For the family takaful business, he said the mortgage takaful business could witness a slowdown due to more cautious property-buying decisions among customers given the market uncertainty.
However, Nor Azman expects greater takaful business opportunities in personal financing as banks are targeting personal financing business to address the short-term needs of their customers.
“For general takaful business, with the ongoing liberalisation of the motor and fire market, we foresee market competition to be intense, putting downward pressure on the contribution rate and widening coverage offered.
“In addition, the rigidity within the retakaful and reinsurance market, coupled with constrained capacity, would impose heightened stress on the general takaful industry,” Nor Azman said.
Meanwhile, Takaful Malaysia planned to expand its market share as it seeks to deepen its penetration into the highly competitive takaful business.
Nor Azman said the company is optimistic about expanding its market share and achieving sustainable top and bottom line growth amid the market volatilities.
“We will leverage the healthy growth of our bank partners in sustaining our market leadership in the bancatakaful business portfolio, developing advisory family takaful business, and further penetrating the retail consumer market.
“Takaful Malaysia expects its bancatakaful, treasury, employee benefits and general takaful businesses to continue to perform and generate business growth this year,” he added.

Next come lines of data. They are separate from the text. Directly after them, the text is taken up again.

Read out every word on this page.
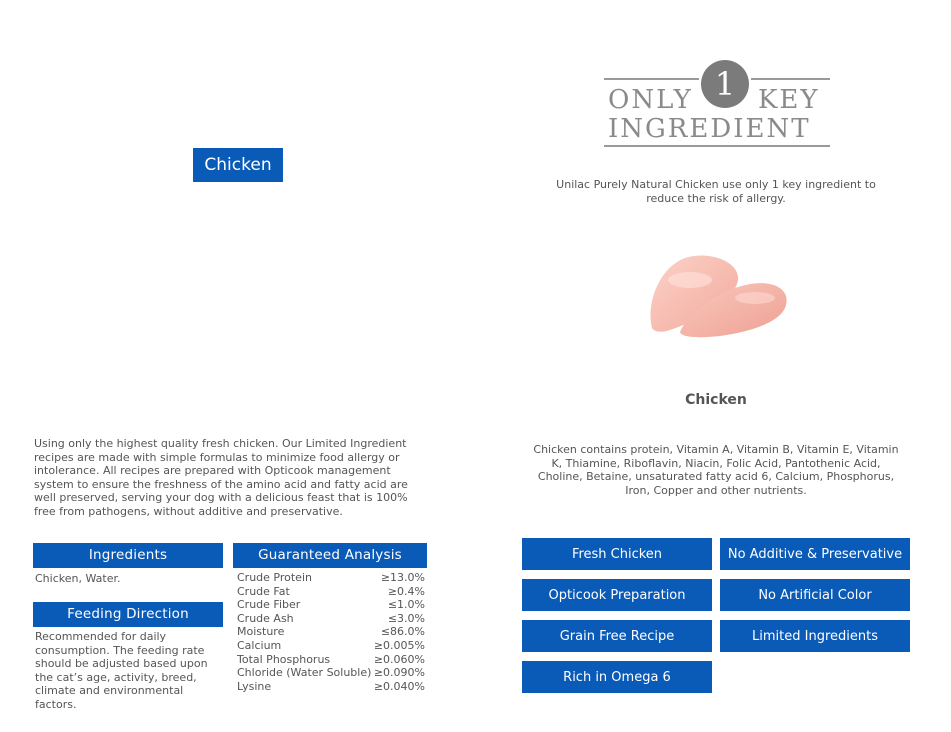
Chicken
Using only the highest quality fresh chicken. Our Limited Ingredient recipes are made with simple formulas to minimize food allergy or intolerance. All recipes are prepared with Opticook management system to ensure the freshness of the amino acid and fatty acid are well preserved, serving your dog with a delicious feast that is 100% free from pathogens, without additive and preservative.
Ingredients
Chicken, Water.
Feeding Direction
Recommended for daily consumption. The feeding rate should be adjusted based upon the cat’s age, activity, breed, climate and environmental factors.
Guaranteed Analysis
Crude Protein	≥13.0%
Crude Fat	≥0.4%
Crude Fiber	≤1.0%
Crude Ash	≤3.0%
Moisture	≤86.0%
Calcium	≥0.005%
Total Phosphorus	≥0.060%
Chloride (Water Soluble) ≥0.090%
Lysine	≥0.040%
1
ONLY	KEY
INGREDIENT
Unilac Purely Natural Chicken use only 1 key ingredient to reduce the risk of allergy.
Chicken
Chicken contains protein, Vitamin A, Vitamin B, Vitamin E, Vitamin K, Thiamine, Riboflavin, Niacin, Folic Acid, Pantothenic Acid, Choline, Betaine, unsaturated fatty acid 6, Calcium, Phosphorus, Iron, Copper and other nutrients.
Fresh Chicken	No Additive & Preservative
Opticook Preparation	No Artificial Color
Grain Free Recipe	Limited Ingredients
Rich in Omega 6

He said it would focus on retail market expansion to diversify its business portfolio and ensure future sustainable business to complement its existing core businesses.

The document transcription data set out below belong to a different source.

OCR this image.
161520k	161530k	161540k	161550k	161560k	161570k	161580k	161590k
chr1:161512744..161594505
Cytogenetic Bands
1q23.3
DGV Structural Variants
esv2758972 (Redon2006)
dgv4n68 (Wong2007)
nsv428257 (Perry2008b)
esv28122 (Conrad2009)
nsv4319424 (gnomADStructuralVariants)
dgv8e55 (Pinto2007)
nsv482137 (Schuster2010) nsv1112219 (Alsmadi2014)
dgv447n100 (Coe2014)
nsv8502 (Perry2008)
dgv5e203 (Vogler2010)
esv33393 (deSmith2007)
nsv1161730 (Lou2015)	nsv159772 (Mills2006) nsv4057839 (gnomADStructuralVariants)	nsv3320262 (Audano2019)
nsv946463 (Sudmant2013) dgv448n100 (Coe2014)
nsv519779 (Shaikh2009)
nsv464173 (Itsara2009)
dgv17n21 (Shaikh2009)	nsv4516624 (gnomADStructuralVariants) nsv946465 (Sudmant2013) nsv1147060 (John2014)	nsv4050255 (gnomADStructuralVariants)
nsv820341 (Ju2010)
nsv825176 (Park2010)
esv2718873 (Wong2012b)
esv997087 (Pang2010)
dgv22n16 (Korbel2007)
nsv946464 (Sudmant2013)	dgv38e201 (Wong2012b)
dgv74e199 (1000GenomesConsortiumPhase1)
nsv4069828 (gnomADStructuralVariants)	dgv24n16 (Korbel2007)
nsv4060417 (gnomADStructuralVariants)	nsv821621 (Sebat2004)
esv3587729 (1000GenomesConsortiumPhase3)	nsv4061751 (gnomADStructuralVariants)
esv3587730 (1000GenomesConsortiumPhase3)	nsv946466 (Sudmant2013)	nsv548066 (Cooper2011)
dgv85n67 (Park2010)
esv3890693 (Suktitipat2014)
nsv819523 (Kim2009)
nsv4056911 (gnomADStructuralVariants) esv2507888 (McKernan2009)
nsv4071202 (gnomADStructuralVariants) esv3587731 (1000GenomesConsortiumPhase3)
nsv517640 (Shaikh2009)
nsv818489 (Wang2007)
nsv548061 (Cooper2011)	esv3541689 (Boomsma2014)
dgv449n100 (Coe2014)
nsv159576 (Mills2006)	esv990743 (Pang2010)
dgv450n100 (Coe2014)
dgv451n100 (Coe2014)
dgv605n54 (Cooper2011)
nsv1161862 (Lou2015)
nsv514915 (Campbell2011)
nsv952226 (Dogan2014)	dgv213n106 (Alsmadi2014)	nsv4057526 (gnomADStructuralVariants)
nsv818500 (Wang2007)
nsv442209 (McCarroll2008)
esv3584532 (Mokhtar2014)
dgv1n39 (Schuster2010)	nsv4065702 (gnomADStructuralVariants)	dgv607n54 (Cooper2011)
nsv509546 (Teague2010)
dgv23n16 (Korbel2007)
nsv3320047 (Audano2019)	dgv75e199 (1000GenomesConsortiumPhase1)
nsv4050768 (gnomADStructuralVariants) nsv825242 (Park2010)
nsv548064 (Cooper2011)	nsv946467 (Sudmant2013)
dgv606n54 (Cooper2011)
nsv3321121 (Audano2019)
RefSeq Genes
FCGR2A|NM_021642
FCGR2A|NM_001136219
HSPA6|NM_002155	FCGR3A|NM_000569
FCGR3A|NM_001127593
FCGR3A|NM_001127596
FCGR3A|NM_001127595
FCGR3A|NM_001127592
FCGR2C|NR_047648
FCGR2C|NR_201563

At the same time, Takaful Malaysia saw potential in driving new demand for its products and services.
Nor Azman said the insurer would continue to focus on its strategic bancatakaful partnerships with leading Islamic financial institutions.
For the first six months ended June 30, the company posted a commendable net profit of RM185.5mil compared with RM142.8mil achieved a year ago.

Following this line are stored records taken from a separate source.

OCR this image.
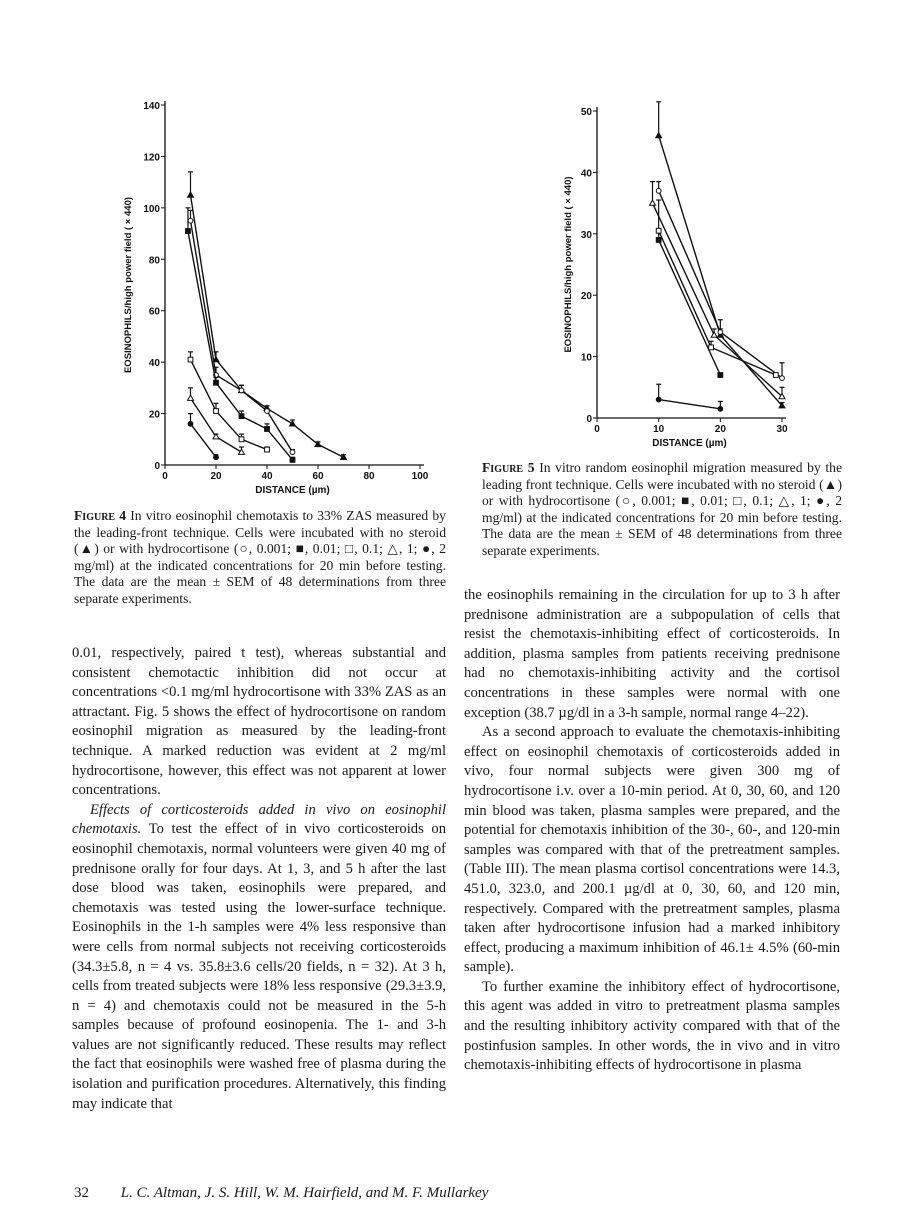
0	20	40	60	80	100
0
20
40
60
80
100
120
140
DISTANCE (µm)
EOSINOPHILS/high power field ( × 440)
0	10	20	30
0
10
20
30
40
50
DISTANCE (µm)
EOSINOPHILS/high power field ( × 440)
Figure 4 In vitro eosinophil chemotaxis to 33% ZAS measured by the leading-front technique. Cells were incubated with no steroid (▲) or with hydrocortisone (○, 0.001; ■, 0.01; □, 0.1; △, 1; ●, 2 mg/ml) at the indicated concentrations for 20 min before testing. The data are the mean ± SEM of 48 determinations from three separate experiments.
Figure 5 In vitro random eosinophil migration measured by the leading front technique. Cells were incubated with no steroid (▲) or with hydrocortisone (○, 0.001; ■, 0.01; □, 0.1; △, 1; ●, 2 mg/ml) at the indicated concentrations for 20 min before testing. The data are the mean ± SEM of 48 determinations from three separate experiments.

0.01, respectively, paired t test), whereas substantial and consistent chemotactic inhibition did not occur at concentrations <0.1 mg/ml hydrocortisone with 33% ZAS as an attractant. Fig. 5 shows the effect of hydrocortisone on random eosinophil migration as measured by the leading-front technique. A marked reduction was evident at 2 mg/ml hydrocortisone, however, this effect was not apparent at lower concentrations.

Effects of corticosteroids added in vivo on eosinophil chemotaxis. To test the effect of in vivo corticosteroids on eosinophil chemotaxis, normal volunteers were given 40 mg of prednisone orally for four days. At 1, 3, and 5 h after the last dose blood was taken, eosinophils were prepared, and chemotaxis was tested using the lower-surface technique. Eosinophils in the 1-h samples were 4% less responsive than were cells from normal subjects not receiving corticosteroids (34.3±5.8, n = 4 vs. 35.8±3.6 cells/20 fields, n = 32). At 3 h, cells from treated subjects were 18% less responsive (29.3±3.9, n = 4) and chemotaxis could not be measured in the 5-h samples because of profound eosinopenia. The 1- and 3-h values are not significantly reduced. These results may reflect the fact that eosinophils were washed free of plasma during the isolation and purification procedures. Alternatively, this finding may indicate that

the eosinophils remaining in the circulation for up to 3 h after prednisone administration are a subpopulation of cells that resist the chemotaxis-inhibiting effect of corticosteroids. In addition, plasma samples from patients receiving prednisone had no chemotaxis-inhibiting activity and the cortisol concentrations in these samples were normal with one exception (38.7 µg/dl in a 3-h sample, normal range 4–22).

As a second approach to evaluate the chemotaxis-inhibiting effect on eosinophil chemotaxis of corticosteroids added in vivo, four normal subjects were given 300 mg of hydrocortisone i.v. over a 10-min period. At 0, 30, 60, and 120 min blood was taken, plasma samples were prepared, and the potential for chemotaxis inhibition of the 30-, 60-, and 120-min samples was compared with that of the pretreatment samples. (Table III). The mean plasma cortisol concentrations were 14.3, 451.0, 323.0, and 200.1 µg/dl at 0, 30, 60, and 120 min, respectively. Compared with the pretreatment samples, plasma taken after hydrocortisone infusion had a marked inhibitory effect, producing a maximum inhibition of 46.1± 4.5% (60-min sample).

To further examine the inhibitory effect of hydrocortisone, this agent was added in vitro to pretreatment plasma samples and the resulting inhibitory activity compared with that of the postinfusion samples. In other words, the in vivo and in vitro chemotaxis-inhibiting effects of hydrocortisone in plasma

32 L. C. Altman, J. S. Hill, W. M. Hairfield, and M. F. Mullarkey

It achieved higher earnings per share of 22.15 sen during the period compared with with 17.08 sen previously.
Takaful revenue rose to RM1.3bil in the first half of the year from RM1.1bil in the corresponding period last year.
According to Nor Azman, the company’s general takaful arm will continue to be an imperative growth area amid greater demand for online motor takaful business.
“We will strengthen our corporate agency force by retaining and recruiting high-potential corporate agents, building our online motor customer base, and penetrating other segments to grow the general takaful business.
“Takaful Malaysia will also balance its underwriting margins and business growth to increase market share, achieve strong brand loyalty, retain existing customers, and attract new ones,” he added.
Kenanga Research, in its latest note on the company, said Takaful Malaysia is expected to face cost pressures in the form of higher retakaful costs in the second half of the year.
While maintaining its “outperform” call on the takaful operator, the research house said higher retakaful costs would continue to be a bane for the company.
“On takaful service expenses, it is noted that claims only saw an increase of 15% (with claims-to-revenue at 58.4%, a dip of five percentage points). The group attributed higher retakaful costs as the cause of the surge.
“It is noted that more frequent floods have led to the reassessment of reinsurance premiums, which we reckon may only be upside-biased going forward. No thanks to this, the takaful service result ended 8% lower,” the research house said based on its recent briefing with the company. From the family takaful end, credit-related products remained the lion’s share, accounting for around 80% of its portfolio.
The company is backed by strong bancatakaful contributions with new partners in Agrobank and Bank Muamalat Malaysia Bhd.
“On the flipside, we gather that general takaful mostly gained from a growing motor exposure.
“On fire-class products, the group has been able to tide the ongoing fire detariffication by repackaging its residential products without compromising on its premiums,” said Kenanga Research.